- Born: August 31, 1857 Swarthmore, Pennsylvania, US
- Died: May 22, 1951 (aged 63) Frankford, Pennsylvania, US
- Education: Haverford College, BA 1881 and MA 1882 Harvard University, MA 1884
- Occupation: Architect
- Practice: W. L. and F. L. Price Walter Ferris Price Price & Walton

= Walter Ferris Price =

American architect (1857–1951)

Walter Ferris Price (August 31, 1857 – May 22, 1951) was an American architect. He was known as a designer and restorer of Quaker meeting houses. His brother was an architect William Lightfoot Price. He was also a co-founder and teacher of Haverford School in Haverford, Pennsylvania.

== Early life ==
Price was born on August 31, 1857 in Swarthmore, Pennsylvania. His parents were Sarah (née Lightfoot) and James Martin Price. His family was Quaker, descendeds from Quakers who were amongst the first to arrive in Pennsylvania. He spent his childhood in the Wallingford, Pennsylvania area.

Price went to the Westtown School and the Friends Select School. He then attended Haverford College, graduating with a bachelor's degree in classical studies in 1881 and a master's degree in classical studies in 1882.While at Haverford, he was a member of the varsity baseball and football teams.

Later, he went to Harvard University, receiving a Master of Arts degree in 1884.

== Career ==
Price and Isaac Sharpless founded the Haverford Grammar School in Haverford, Pennsylvania; Price taught classics there from 1884 to 1891. He became interested in Italian architecture after several trips to Europe and decided to change careers. Price went to Philadelphia where he studied architecture with Cope and Stewardson.

Price joined W. L. and F. L. Price, the architectural firm of his brothers, Francis "Frank" L. Price and William Lightfoot Price, working there for nearly ten years. By 1902, he formed his own practice. He received a commission for Haverford College. He also designed houses for Milton W. Young in the Overbrook neighborhood of Philadelphia, Pennsylvania.

Price formed the practice Price & Walton with his cousin William McKee Walton in 1923, continuing until 1935. He designed the Westtown School meetinghouse, which led to Price & Walton's commission for the Friend Meeting House on Florida Avenue in Washington, D.C., at the request of Lou Henry Hoover. Price became "authority on the design and restoration of Friends' meetinghouses".

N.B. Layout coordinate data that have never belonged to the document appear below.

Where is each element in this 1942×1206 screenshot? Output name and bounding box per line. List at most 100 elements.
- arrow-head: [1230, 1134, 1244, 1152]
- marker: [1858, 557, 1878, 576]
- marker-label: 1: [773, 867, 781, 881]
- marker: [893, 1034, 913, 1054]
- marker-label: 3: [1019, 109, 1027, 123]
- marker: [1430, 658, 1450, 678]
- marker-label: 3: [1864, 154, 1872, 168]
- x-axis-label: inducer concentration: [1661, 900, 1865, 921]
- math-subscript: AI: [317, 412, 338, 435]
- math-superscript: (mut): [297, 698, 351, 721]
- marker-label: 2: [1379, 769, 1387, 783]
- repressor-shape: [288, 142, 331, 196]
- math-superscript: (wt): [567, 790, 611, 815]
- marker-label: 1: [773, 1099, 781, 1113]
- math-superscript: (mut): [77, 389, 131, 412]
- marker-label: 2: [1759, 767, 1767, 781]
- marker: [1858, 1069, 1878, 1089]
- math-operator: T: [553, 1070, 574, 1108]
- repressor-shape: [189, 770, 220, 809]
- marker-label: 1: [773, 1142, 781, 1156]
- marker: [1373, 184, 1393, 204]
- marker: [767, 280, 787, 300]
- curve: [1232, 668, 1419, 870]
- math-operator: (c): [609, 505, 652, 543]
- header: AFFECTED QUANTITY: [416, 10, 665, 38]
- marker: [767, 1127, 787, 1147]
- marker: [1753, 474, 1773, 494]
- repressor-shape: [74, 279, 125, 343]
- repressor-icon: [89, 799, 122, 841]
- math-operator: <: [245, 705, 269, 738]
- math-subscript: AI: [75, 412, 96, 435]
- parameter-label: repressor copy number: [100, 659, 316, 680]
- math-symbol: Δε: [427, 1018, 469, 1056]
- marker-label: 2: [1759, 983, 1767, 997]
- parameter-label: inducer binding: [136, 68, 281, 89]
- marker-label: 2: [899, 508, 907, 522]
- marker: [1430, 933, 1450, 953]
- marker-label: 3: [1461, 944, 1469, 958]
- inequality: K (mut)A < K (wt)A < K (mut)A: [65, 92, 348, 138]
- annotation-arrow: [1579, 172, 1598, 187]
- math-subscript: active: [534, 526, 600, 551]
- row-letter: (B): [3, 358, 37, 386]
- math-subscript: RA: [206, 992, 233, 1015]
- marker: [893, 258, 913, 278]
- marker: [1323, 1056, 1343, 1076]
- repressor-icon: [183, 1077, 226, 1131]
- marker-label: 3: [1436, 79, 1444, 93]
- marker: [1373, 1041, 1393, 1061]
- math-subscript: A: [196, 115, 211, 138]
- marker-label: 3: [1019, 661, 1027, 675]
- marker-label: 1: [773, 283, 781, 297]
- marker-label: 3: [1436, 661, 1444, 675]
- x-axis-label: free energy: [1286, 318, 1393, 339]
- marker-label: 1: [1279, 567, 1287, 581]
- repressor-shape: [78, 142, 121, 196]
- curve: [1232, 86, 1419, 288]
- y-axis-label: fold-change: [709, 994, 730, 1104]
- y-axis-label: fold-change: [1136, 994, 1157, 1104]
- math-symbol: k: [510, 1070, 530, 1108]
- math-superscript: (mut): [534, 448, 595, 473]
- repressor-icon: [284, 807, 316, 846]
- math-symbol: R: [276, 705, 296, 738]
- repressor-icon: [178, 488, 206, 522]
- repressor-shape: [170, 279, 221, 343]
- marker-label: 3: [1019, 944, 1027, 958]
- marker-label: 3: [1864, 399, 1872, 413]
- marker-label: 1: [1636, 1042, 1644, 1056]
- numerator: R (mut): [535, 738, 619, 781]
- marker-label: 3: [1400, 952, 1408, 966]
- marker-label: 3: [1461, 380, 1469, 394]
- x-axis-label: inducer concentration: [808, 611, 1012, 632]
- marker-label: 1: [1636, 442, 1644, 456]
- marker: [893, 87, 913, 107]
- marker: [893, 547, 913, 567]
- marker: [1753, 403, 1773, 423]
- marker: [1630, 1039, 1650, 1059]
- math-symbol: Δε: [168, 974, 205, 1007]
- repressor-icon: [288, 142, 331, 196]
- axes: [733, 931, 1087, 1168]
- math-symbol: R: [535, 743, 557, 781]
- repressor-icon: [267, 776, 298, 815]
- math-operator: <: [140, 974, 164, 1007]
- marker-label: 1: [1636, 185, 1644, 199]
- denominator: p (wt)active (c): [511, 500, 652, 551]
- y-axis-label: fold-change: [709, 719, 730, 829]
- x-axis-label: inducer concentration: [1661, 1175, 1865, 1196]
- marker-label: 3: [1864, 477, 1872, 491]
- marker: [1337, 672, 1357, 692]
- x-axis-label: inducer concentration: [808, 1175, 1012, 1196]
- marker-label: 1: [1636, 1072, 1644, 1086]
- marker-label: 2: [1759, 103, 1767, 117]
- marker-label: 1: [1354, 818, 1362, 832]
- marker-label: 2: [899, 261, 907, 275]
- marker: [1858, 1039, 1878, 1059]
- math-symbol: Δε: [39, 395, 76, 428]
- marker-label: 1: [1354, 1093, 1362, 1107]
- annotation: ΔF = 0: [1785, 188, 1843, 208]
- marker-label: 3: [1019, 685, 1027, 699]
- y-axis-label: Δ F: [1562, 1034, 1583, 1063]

Price also designed buildings for East Coast colleges, including Alumnae Hall at Mount Holyoke College, Haverford Union at Haverford College, and the Philips Memorial at West Chester State College. He also designed three hotels in Atlantic City, New Jersey, and many houses in the Philadelphia area.

Price was a member of the American Institute of Architects.

== Personal life ==
Price married Felicia Thomas of Phildelphia on December 8 1906. The couple purchased and remodeled a farmhouse in Rose Valley, Pennsylvania. In 1916, they moved to Moylan, Pennsylvania, where he designed a new house based on the farmhouse.

Price was a photographer and watercolorist. He collected a large library of art and photography books that he bound by hand. Price was a member of the Friends' Historical Society and the Welsh Society. He joined the T-Squared Club in 1892.

Price died in the Friends Hospital in Frankford, Pennsylvania on May 22, 1951, at the age of 93 years. He was buried in the Concord Friends Burial Ground in Concordville, Pennsylvania.